New experiences with different cultures have the potential to change a person’s perspective. Just ask Josh Hilgenberg and Payge Smith.
Josh and Payge, both seniors this fall, were among a group of 17 ‘Berg students who traveled to the Texas-Mexico border June 17-24 for a weeklong service trip in a Mexican immigrant community. Service Learning on the U.S./Mexico Border allowed students to immerse themselves in a different culture.
While on the trip, the ‘Berg group volunteered for a summer children’s program through Project ARISE. Whether playing four square, a game of hoops in the hot, humid climate or doing crafts together, the innocence of the children and the warmth and kindness of the ARISE hosts impressed them the most.
“These are some of the warmest people I have ever met,” Josh said. “They were genuinely happy that I wanted to work with them, without knowing anything about me. This warmth overflowed into the children, as I could tell they were full of compassion.”
Josh decided to take the trip to explore his interest in privilege and race. That came to light when a group of older boys asked him to join in a game of basketball, which he loved. He quickly discovered that his new friends were in it for the fun, unfazed by the conditions.
“They forget about the sweat and the humidity and the dirt and focused on the fun,” he said. “Here, that’s not always the case. We complain and wish it was cooler, then go inside, blast our AC and do something else.”
It was that experience that awakened Josh’s awareness of “my privilege in every aspect of my life.”
The trip also raised awareness about the hot-button issue of immigration, and raised some emotion for Payge. “It’s easy to hear adults talk about things like immigration and racism and assume they are being political, but when children talk about these things, they don’t have any other motives.

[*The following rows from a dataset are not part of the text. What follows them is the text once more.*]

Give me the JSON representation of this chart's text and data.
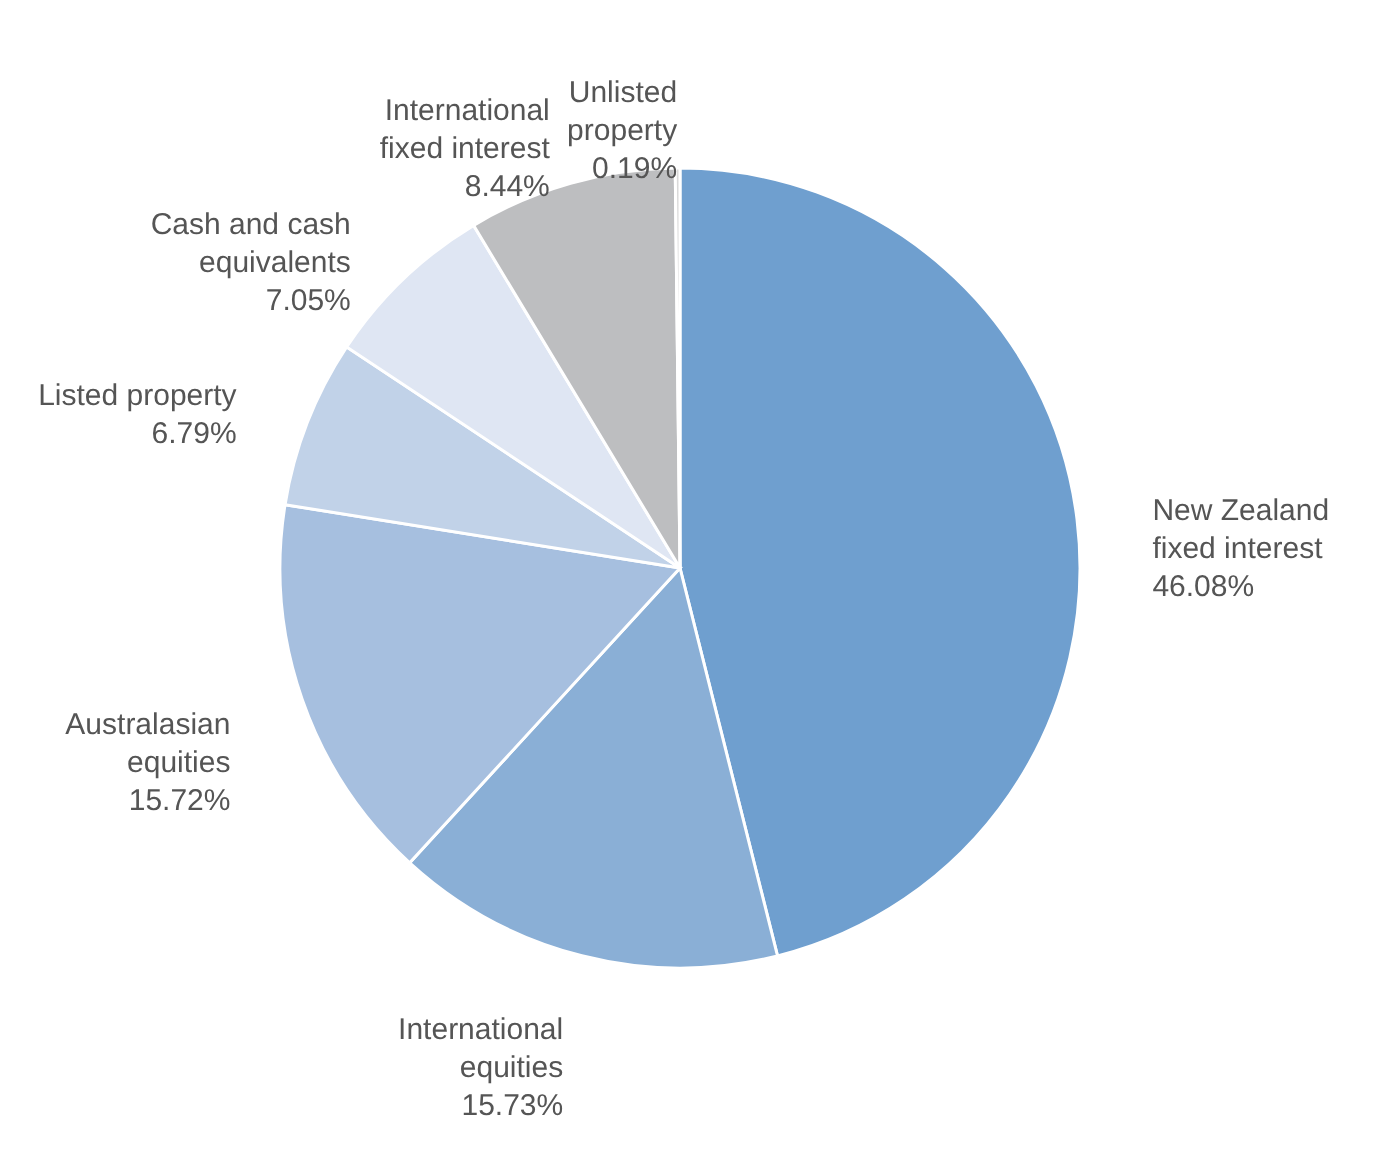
{
  "chart_data": {
    "type": "pie",
    "categories": [
      "New Zealand fixed interest",
      "International equities",
      "Australasian equities",
      "Listed property",
      "Cash and cash equivalents",
      "International fixed interest",
      "Unlisted property"
    ],
    "values": [
      46.08,
      15.73,
      15.72,
      6.79,
      7.05,
      8.44,
      0.19
    ],
    "value_labels": [
      "46.08%",
      "15.73%",
      "15.72%",
      "6.79%",
      "7.05%",
      "8.44%",
      "0.19%"
    ],
    "colors": [
      "#6f9fcf",
      "#8aafd6",
      "#a6bfdf",
      "#c1d2e8",
      "#dfe6f3",
      "#bdbec0",
      "#d9d9d9"
    ]
  }
}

They truly are just talking about their life, and it’s so disheartening,” she said.
Despite her sadness, she genuinely enjoyed listening to the children’s stories. It reinforced her belief that “every story is important and deserves to be heard.”
Some of the students’ views changed about immigration after experiencing the border trip. “A few students who had gone into the experience primarily against immigration came out at the end more open-minded and empathetic toward others,” Josh said. “That was heart-warming, and it gave the experience purpose.”

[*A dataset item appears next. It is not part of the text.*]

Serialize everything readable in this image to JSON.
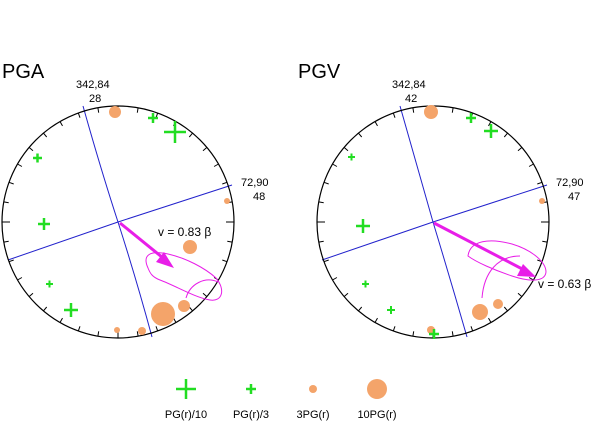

Gaining new perspectives is huge, but it’s the gaining of new friends and memories that will stick with the students. “My favorite part of the trip was getting to know the kids,” Payge said. “I told them my name was Payge, which is pagina in Spanish, and then, through translation mix-ups, one of the boys called me Miss Paper all week. It was so cute.”

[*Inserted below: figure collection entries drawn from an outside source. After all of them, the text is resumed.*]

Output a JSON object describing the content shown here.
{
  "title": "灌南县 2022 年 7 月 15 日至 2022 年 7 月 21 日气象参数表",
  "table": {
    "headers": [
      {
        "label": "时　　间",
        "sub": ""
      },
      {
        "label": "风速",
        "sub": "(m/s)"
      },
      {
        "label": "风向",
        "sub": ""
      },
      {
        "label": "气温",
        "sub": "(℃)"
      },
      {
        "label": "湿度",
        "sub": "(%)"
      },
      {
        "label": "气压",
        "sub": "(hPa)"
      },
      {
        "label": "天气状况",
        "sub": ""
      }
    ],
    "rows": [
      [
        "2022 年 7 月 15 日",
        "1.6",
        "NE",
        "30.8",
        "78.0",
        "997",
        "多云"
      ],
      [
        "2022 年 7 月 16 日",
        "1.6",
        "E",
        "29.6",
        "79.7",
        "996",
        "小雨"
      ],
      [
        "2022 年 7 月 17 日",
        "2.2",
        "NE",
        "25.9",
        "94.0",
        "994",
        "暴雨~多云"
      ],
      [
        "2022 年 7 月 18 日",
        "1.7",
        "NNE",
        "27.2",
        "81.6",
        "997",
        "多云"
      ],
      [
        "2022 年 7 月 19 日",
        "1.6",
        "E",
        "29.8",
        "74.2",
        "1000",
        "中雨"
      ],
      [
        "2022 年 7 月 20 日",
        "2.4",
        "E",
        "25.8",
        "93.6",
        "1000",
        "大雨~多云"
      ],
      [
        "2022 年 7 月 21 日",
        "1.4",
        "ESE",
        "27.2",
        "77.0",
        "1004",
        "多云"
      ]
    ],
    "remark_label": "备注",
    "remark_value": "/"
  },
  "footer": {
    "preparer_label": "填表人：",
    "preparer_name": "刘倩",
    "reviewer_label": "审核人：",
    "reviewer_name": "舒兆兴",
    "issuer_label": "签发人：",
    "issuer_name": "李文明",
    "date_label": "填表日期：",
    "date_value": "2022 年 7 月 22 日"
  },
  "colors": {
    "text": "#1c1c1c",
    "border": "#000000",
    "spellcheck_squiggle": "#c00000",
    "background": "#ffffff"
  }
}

In addition to Payge and Josh, students participating in the trip included Jillian Goulet, Heather deJonge, Rafaela Mueller, Evelyn Gonzalez, Julie Hild, Allison Prayner, Katie Peck, Nic Gillenwater, Sam Yoder, Allison Farroni, Suzanne Brengartner, Vivian Brauer, Morgan Bingham, Kenna Pancake, Abdu El Fargani. Professors Cindy Lepeley and Ginny Gregg and alumni Courtney Arbogast, Andy Helms and Stephanie Krawek accompanied the group.